Determine the number of six digit odd numbers that can be created using digits 0 to 9 without repition. Describe any restrictions that exist.

Please help if you can, thanks ☼
This problem involves permutations/combinations

Answer 1

one problem though, is 012345 considered a 6 digit?

Answer 2

yes. zero is included @sourwing

Answer 3

to be an odd number, the last digit must be one, that is either 1,3,5,7,or,9

9 * 8 * 7 * 5 * 4 * 5

Answer 4

So do I use a formula or fundemental counting principle @sourwing

Answer 5

@DSS @sourwing You guys both did it differently

Answer 6

I'm not sure...you need odd numbers

Answer 7

Ok @DSS Thanks for tryng though. Regardless, it is still appreciated

Answer 8

opps i meant to say the last digit must be *odd*
and no you don't use counting principle because that's is only applied when order does not matter. But order matters in this case. So you just use permutation formula

Answer 9

Can you show me what I put in the formula please @sourwing
Like the n value
and the
r value? ☼

Answer 10

(9P5) * 5

once an odd digit is chosen for the last digit. You have pick 5 out of 9 numbers left to rearrange

Answer 11

Wouldn't it be \[10!\div(10-5)!\]
Because there are 10 options to choose from and you choose 5 of them (1,3,5,7,9)
Wouldn't there be 10 because you include zero (because it is from zero to nine)

Answer 12

@sourwing

Answer 13

no, digits CAN NOT be repeated.

Answer 14

How are they repeated? @sourwing

Answer 15

you have chose one odd number for the last digit, say 5, then there are 9 numbers left.

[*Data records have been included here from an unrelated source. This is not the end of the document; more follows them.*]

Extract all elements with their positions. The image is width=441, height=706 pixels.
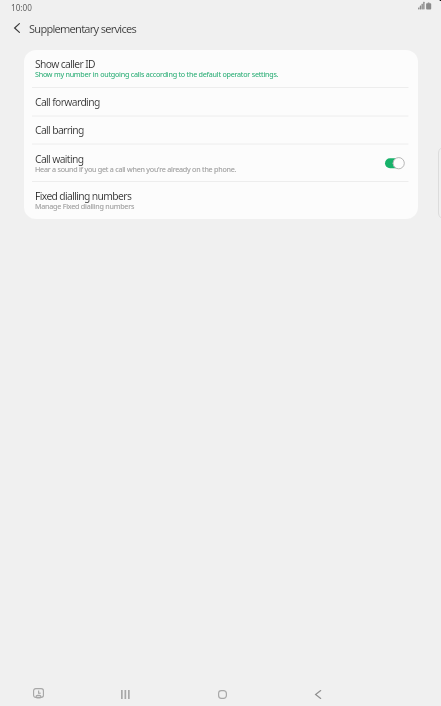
button[interactable]: Show caller ID [24, 50, 418, 87]
button[interactable]: Show keyboard [27, 681, 50, 704]
staticText: Manage Fixed dialling numbers [35, 201, 135, 211]
staticText: Supplementary services [29, 21, 136, 36]
staticText: Call forwarding [35, 95, 100, 109]
button[interactable]: Recent apps [113, 682, 137, 706]
button[interactable]: Fixed dialling numbers [24, 181, 418, 219]
button[interactable]: Navigate up [6, 17, 27, 38]
button[interactable]: Call forwarding [24, 87, 418, 116]
button[interactable]: Home [210, 682, 234, 706]
staticText: Fixed dialling numbers [35, 189, 132, 203]
button[interactable]: Call waiting [24, 144, 418, 182]
staticText: Show caller ID [35, 57, 95, 71]
button[interactable]: Back [306, 682, 330, 706]
staticText: Call barring [35, 123, 84, 137]
button[interactable]: Call barring [24, 116, 418, 144]
button[interactable]: Call waiting switch [385, 157, 404, 170]
staticText: Hear a sound if you get a call when you'… [35, 164, 237, 174]
staticText: Show my number in outgoing calls accordi… [35, 69, 279, 79]
staticText: 10:00 [11, 2, 32, 13]
staticText: Call waiting [35, 152, 84, 166]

0,1,2,3,4,6,7,8,9 (9 numbers)

Answer 16

okay, so what restrictions would I say exist @sourwing

Answer 17

well the restriction is number can not be repeated

Answer 18

and the last number must be odd

Answer 19

okay, I think I got it now. Thank you for the help ♪

Answer 20

Oh, one more thing. Why do you multiply 5 by 9P5?? @sourwing

Answer 21

because that is the number of ways the last digit can be